Je suis celui que tu écoutais dans le calme des nuits; celui dont la pensée parlait doucement à ton âme; celui dont tu voyais l’image dans tes songes et dont tu devinais la tristesse avec peine. Je suis celui qui tue l’espérance dès qu’elle naît dans un cœur. Je suis celui que personne n’aime et que tout être vivant maudit. L’espace et les années ne sont rien pour moi. Je suis le fléau de mes esclaves de la terre: je suis le roi de la science et de la liberté; je suis l’ennemi des cieux et le mal de la nature et tu vois je suis à tes pieds! Je t’apporte une humble et douce prière d’amour, ma première souffrance ici-bas et mes premières larmes.
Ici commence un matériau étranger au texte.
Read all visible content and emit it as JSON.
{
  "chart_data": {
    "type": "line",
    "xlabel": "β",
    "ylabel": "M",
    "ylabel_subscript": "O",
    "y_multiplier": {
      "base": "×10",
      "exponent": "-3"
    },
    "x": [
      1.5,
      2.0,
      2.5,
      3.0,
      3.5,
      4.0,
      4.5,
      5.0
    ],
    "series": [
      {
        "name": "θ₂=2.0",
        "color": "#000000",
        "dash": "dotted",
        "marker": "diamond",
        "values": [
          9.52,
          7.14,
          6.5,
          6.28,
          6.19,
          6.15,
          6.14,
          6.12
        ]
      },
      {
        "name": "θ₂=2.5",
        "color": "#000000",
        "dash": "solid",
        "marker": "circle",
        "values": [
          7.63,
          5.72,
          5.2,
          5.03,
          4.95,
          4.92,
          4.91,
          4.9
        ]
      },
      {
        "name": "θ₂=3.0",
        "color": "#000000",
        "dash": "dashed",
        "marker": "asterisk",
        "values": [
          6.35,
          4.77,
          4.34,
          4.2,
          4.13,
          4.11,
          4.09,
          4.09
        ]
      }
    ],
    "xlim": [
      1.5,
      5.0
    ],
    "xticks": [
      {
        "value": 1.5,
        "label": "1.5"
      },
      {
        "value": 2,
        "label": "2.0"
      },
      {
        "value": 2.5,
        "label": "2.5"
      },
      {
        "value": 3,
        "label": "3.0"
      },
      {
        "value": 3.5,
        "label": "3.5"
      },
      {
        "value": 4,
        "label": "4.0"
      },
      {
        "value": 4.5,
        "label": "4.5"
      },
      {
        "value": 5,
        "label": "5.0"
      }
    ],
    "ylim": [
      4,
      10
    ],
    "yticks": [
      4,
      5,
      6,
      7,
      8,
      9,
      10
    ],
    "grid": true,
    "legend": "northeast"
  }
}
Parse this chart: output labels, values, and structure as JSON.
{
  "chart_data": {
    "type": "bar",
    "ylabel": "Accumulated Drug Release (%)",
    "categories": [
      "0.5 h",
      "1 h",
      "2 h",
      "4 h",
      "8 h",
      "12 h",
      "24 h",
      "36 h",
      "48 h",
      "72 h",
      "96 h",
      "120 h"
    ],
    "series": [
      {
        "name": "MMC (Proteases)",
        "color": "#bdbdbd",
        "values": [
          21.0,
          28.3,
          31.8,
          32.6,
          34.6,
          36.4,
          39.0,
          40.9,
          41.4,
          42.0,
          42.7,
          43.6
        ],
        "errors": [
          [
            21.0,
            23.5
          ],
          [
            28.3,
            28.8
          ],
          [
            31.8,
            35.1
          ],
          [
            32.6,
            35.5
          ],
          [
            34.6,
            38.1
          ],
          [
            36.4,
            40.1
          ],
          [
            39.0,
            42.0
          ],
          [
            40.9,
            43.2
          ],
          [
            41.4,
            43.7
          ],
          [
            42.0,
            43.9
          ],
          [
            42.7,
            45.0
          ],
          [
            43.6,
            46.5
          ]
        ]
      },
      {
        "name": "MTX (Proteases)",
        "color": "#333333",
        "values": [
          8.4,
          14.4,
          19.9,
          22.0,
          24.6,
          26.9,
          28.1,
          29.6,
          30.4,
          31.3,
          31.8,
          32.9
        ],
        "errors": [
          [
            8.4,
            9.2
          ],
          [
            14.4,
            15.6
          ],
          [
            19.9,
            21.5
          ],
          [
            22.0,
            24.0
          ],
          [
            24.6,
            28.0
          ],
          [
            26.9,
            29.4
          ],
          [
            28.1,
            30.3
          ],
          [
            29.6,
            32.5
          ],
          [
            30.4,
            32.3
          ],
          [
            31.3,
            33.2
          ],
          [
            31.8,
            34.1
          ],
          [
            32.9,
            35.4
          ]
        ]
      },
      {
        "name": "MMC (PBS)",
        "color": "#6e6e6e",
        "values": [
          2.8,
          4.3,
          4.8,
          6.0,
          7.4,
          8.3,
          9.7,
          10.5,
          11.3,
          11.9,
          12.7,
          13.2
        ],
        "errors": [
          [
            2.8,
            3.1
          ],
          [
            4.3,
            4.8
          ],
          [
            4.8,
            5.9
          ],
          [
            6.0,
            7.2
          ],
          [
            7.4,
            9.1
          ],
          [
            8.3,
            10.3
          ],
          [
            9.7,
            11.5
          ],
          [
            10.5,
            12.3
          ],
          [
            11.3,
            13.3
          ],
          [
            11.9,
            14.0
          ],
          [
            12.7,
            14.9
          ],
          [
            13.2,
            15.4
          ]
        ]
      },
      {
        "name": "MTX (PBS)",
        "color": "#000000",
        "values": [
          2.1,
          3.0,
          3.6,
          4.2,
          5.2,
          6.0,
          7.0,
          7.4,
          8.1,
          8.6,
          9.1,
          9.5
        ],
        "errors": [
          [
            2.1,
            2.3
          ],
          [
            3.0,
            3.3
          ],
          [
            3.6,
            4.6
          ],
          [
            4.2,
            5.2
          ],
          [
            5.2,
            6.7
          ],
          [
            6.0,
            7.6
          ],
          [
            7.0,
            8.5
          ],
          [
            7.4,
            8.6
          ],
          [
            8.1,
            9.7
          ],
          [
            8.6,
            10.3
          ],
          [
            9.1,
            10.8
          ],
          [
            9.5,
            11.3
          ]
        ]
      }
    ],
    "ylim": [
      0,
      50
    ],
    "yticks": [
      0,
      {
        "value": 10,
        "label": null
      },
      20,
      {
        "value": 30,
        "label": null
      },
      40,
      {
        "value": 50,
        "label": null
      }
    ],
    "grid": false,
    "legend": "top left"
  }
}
Oh! mais par pitié, écoute, tu pourrais avec une de tes paroles me rendre au bien et me rouvrir les cieux; resplendissant de ton chaste amour je reparaîtrais là, comme un nouvel ange dans l’éclat nouveau; mais écoute je t’en supplie, je suis ton esclave et je t’aime! Dès que je t’ai vue, soudain au fond de moi-même, j’ai détesté l’immortalité et ma puissance et j’ai envié malgré moi les joies incomplètes de la terre. Ne pas vivre comme toi serait une souffrance pour moi, et ce serait affreux que de vivre séparé de toi. Dans mon cœur insensible, une flamme inattendue s’est rallumée avec plus de force; et j’ai senti l’aiguillon de mes anciennes blessures se réveiller au fond de moi-même comme un serpent. Sans toi qu’est pour moi l’éternité? Que sont mes domaines infinis? des paroles résonnant dans le vide; un temple immense sans divinité!

TAMARA.

Laisse-moi, esprit perfide! tais-toi, je ne crois point aux discours d’un ennemi. Mon Dieu! hélas, je ne puis plus vous prier! Un poison funeste s’empare de mon esprit affaibli. Écoute! tu me perdras, tes paroles c’est du feu, c’est un philtre empoisonné… Dis? pourquoi m’aimes-tu?

LE DÉMON.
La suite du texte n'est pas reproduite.